On Tue, Jun 11, 2019 at 09:06:46AM +0200, Willy Tarreau wrote:
> Hi again Pieter,
>
> On Tue, Jun 11, 2019 at 04:24:47AM +0200, Willy Tarreau wrote:
> > I'm
> > going to have a look at this this morning. I now see how to make things
> > worse to observe the changes, I suspect that forcing a high nbthread and
> > binding all of them to a single CPU should reveal the issue much better.
>
> So I cannot reproduce your cases but by cheating I could make a very
> slight difference : I have started 50 processes in parallel, all on
> CPU #0, and all having 64 threads.
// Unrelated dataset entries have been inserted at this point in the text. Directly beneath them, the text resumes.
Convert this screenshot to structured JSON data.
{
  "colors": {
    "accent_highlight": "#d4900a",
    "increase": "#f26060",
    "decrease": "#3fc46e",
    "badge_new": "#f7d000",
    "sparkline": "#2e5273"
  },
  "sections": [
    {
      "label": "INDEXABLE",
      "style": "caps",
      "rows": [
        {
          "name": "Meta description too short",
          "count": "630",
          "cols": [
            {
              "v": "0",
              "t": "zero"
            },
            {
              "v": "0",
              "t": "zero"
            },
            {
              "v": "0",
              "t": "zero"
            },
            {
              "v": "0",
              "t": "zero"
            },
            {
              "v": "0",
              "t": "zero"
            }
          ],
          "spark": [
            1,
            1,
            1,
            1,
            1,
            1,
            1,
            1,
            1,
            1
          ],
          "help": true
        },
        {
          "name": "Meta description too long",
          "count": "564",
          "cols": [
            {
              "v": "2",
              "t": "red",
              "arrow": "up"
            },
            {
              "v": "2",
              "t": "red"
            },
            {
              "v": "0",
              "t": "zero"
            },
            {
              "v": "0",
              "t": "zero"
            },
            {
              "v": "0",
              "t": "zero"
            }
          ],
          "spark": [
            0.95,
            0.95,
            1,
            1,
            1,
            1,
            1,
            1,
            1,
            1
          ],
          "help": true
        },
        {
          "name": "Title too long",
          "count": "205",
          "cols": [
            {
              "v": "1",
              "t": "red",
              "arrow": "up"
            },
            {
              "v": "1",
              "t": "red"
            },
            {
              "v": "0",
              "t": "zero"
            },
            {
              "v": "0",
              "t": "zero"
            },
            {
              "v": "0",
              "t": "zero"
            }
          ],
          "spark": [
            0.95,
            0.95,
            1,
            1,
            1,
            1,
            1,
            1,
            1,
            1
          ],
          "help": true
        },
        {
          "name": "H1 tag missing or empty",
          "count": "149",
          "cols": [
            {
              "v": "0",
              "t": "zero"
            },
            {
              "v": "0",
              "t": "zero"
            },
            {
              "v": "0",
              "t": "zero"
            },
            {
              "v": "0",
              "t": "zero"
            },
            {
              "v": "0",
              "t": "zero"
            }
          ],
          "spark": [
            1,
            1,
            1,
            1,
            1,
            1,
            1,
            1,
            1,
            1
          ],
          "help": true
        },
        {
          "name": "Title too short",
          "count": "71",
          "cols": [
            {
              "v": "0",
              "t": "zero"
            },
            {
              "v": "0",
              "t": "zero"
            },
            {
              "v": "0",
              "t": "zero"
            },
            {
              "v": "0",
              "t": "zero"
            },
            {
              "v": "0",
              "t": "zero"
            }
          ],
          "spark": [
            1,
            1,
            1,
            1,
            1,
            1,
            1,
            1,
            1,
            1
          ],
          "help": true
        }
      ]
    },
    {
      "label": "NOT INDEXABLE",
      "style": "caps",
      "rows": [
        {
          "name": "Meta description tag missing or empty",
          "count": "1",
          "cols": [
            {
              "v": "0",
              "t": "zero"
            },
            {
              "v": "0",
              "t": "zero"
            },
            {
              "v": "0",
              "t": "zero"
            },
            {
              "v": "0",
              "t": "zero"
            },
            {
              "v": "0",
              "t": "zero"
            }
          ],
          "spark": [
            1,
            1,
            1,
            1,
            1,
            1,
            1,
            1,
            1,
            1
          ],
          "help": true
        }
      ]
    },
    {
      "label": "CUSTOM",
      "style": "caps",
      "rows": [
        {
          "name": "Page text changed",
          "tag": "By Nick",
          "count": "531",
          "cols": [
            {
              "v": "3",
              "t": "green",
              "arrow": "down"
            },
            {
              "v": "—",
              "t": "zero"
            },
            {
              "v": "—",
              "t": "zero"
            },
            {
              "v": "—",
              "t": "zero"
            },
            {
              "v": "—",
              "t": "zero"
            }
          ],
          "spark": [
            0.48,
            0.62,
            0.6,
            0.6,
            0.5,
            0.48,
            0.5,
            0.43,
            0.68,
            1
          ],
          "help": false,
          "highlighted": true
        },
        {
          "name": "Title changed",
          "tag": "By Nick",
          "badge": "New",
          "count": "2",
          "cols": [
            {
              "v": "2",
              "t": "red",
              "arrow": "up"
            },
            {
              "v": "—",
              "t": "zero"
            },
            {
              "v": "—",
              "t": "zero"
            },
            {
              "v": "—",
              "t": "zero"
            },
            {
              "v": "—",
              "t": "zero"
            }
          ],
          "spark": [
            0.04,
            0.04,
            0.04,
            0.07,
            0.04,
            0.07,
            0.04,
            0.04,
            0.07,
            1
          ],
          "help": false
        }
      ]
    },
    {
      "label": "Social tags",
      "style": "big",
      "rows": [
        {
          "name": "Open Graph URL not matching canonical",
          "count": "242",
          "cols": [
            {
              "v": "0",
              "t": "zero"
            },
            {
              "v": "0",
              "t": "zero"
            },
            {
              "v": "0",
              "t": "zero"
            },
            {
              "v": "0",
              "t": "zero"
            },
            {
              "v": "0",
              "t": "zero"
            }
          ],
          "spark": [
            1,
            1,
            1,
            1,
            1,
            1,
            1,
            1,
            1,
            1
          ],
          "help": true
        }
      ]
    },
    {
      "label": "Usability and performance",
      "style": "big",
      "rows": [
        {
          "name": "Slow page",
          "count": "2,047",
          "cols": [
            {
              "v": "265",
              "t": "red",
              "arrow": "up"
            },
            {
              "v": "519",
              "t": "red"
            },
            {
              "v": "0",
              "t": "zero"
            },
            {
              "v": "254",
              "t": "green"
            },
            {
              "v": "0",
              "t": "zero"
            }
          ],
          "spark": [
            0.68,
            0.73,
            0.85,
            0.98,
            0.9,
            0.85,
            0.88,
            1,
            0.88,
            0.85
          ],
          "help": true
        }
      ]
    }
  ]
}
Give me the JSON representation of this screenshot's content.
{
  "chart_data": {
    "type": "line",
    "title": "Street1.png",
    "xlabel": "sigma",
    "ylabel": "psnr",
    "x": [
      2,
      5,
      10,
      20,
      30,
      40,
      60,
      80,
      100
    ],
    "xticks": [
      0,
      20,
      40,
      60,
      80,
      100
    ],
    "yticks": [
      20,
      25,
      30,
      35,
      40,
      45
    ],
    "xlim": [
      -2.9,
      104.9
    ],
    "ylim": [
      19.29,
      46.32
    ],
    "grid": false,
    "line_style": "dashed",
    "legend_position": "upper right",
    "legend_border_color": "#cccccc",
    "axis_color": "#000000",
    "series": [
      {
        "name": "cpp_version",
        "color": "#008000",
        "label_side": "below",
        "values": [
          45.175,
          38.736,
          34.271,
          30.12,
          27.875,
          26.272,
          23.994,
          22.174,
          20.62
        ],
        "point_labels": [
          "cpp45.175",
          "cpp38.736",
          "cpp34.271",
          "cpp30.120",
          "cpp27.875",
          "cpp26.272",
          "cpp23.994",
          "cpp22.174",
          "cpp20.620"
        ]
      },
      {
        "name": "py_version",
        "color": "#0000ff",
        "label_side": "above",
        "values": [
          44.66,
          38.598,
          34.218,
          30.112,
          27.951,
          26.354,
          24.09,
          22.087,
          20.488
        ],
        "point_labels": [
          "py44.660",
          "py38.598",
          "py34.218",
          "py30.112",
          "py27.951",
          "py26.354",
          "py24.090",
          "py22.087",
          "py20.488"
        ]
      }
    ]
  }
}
That's a total of 3200 threads on
> a single CPU. Doing this with the TLS health check regtest, I see that
> before the patches it tool 14.2 seconds and after it took 14.7. However
> by modifying the startup code with the attached patch, it goes down to
> 11.3 seconds.
>
> I'd like you to give it a try in your environment to confirm whether or
> not it does improve things. If so, I'll clean it up and merge it. I'm
> also interested in any reproducer you could have, given that the made up
> test case I did above doesn't even show anything alarming.
>
> Thank you!
> Willy
diff --git a/src/haproxy.c b/src/haproxy.c
index a8898b78d..ca7cb77d5 100644
--- a/src/haproxy.c
+++ b/src/haproxy.c
@@ -2556,6 +2556,10 @@ static void run_poll_loop()
}
}
+static pthread_mutex_t init_mutex = PTHREAD_MUTEX_INITIALIZER;
+static pthread_cond_t init_cond = PTHREAD_COND_INITIALIZER;
+static int waiters = 0;
+
static void *run_thread_poll_loop(void *data)
{
struct per_thread_alloc_fct *ptaf;
@@ -2577,7 +2581,11 @@ static void *run_thread_poll_loop(void *data)
* after reallocating them locally. This will also ensure there is
* no race on file descriptors allocation.
*/
- thread_isolate();
+
+ pthread_mutex_lock(&init_mutex);
+ /* first one must set the number of waiters */
+ if (!waiters)
+ waiters = global.nbthread;
tv_update_date(-1,-1);
@@ -2608,14 +2616,20 @@ static void *run_thread_poll_loop(void *data)
* we want all threads to have already allocated their local fd tables
* before doing so.
*/
- thread_sync_release();
- thread_isolate();
- if (tid == 0)
+ waiters--;
+ /* the last one is responsible for starting the listeners */
+ if (waiters == 0)
protocol_enable_all();
- /* done initializing this thread, don't start before others are done */
- thread_sync_release();
+ pthread_cond_broadcast(&init_cond);
+ pthread_mutex_unlock(&init_mutex);
+
+ /* now wait for other threads to finish starting */
+ pthread_mutex_lock(&init_mutex);
+ while (waiters)
+ pthread_cond_wait(&init_cond, &init_mutex);
+ pthread_mutex_unlock(&init_mutex);
run_poll_loop();